In China today, it is nearly impossible to live life without WeChat. What began as a chat app, similar to WhatsApp or Facebook Messenger, has become an essential tool for everything from reading the news to paying for your morning beverage of choice.

After Facebook, WeChat is the most popular social media service in the world. The company now boasts more than 1,0825 billion individual users, along with more than 20 million registered public accounts. These public accounts are where many people in China get their everyday news and information. While many news outlets still maintain their own websites, virtually all media in the country also use WeChat as a publishing platform.

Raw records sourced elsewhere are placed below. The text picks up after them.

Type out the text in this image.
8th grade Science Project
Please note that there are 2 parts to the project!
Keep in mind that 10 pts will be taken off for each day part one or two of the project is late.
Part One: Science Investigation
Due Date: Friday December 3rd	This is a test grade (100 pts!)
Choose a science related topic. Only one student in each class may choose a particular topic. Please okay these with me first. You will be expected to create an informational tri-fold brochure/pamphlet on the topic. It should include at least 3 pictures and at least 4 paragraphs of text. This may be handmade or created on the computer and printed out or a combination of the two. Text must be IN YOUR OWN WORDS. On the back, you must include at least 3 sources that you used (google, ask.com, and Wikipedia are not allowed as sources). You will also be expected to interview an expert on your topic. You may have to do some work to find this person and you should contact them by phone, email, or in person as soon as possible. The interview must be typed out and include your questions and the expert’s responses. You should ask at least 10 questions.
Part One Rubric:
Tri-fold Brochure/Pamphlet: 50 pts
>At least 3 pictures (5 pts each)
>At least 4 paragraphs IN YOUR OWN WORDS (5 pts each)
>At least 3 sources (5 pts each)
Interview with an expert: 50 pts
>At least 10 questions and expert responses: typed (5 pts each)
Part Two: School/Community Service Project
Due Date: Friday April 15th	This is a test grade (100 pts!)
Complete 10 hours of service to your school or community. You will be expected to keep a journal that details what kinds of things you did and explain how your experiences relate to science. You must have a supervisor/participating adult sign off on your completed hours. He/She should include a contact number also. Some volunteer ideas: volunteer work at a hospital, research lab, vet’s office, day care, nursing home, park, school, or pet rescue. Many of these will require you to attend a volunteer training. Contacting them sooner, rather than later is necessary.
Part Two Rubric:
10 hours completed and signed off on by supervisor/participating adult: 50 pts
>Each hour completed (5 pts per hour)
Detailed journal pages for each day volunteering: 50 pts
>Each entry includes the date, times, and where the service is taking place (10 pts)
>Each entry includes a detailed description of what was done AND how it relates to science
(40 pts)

Some publish their stories only to their WeChat pages, where followers can comment or discuss the stories of the day.

But of course, not all comments — or even media stories — are permitted to stay online. With its massive user base and powerful social influence, WeChat has become a major implementer of China’s rigorous censorship regime. What is published on WeChat — and what the company censors at the state’s behest — is a powerful indicator of government concerns about sensitive political issues.

With no transparency about what is censored or why, citizens and researchers are left to speculate and guess where the red lines are drawn.

A group of researchers at the University of Hong Kong have been working to track technical censorship on WeChat, using an innovative Web “scraping” system that captures millions of posts from the platform’s most popular public accounts and makes them available to others in formats that can be visualized, mapped and understood in the context of time.

Summarizing the WeChatscope project in a story for Global Voices, Marcus Wang and Stella Fan explained their approach:

“Our team tracked more than 4,000 public accounts covering daily news through our computer program which visits (and periodically revisits) published articles and records the contents. When the system sees that a post has disappeared, it is detected as censored. A copy of the post is then restored in the database and made available for public access.”

By the end of 2018, the group had identified roughly 11,000 posts that had been censored. These posts reflected some of the hottest and most controversial media stories and scandals of the year, ranging from the China-US trade war, to tax fraud allegations against X-Men actress Fan Bingbing, to the #metoo movement at universities across China.

Explaining the context and possible reasons for censorship to a global audience is the subject of an article series on Global Voices, written in English and translated into multiple languages by volunteers. The stories describe in vivid detail how online speech in Chinese platforms can often initially be as vibrant, argumentative or controversial as elsewhere — despite censorship.

The WeChatscope project sheds light on what often feels like a black box of censorship policies and practices that are crafted and carried out by the Chinese government — and the companies required to comply with state demands. It also offers new possibilities for tech experts inside and outside the country to seek new ways to circumvent censorship in China.

What is your experience of censorship?

  1. Anonymous

    Sometimes, those posters have been removed just because of fake news. However, under the counter of the P.R.China's government's control, you would not know the poster been removed is just because of the fake news, or because they don't want you to hear something.

    The scariest part is: the big compies, such as Tencent (the owner of WeChat) Mengniu Dairy (one of the biggest milk company in China), could remove the negative news from the social medias (such as WeChat) not because the government tells them to do so, but just because it's the negative news for them.

  2. Anonymous

    As a Chinese I myself am also concerned about these unseen "red lines". Some of the rumors can be really influential so I'm not going to say anything when that kind of things just disappear from Wechat. The premise is that nowadays almost anyone, as long as they own the cheapest laptop or phone, will be able to post their thoughts on the Wechat, mixed with some far more official media (which has been introduced in the beginning of this piece). However it feels like it is not enough to just vanish those misleading information for the government. They tend to cover all the things and thoughts they do not want people to see which leads to a negative impression that the Internet in China is not "open" enough. Those who with the power would always like to use their power to gain more. Not surprising.

  3. Connor

    I'm surprised WeChatscope hasn't been forced to be taken down yet, since it was started in Hong Kong. It's encouraging that a voice about censorship can exist from inside China.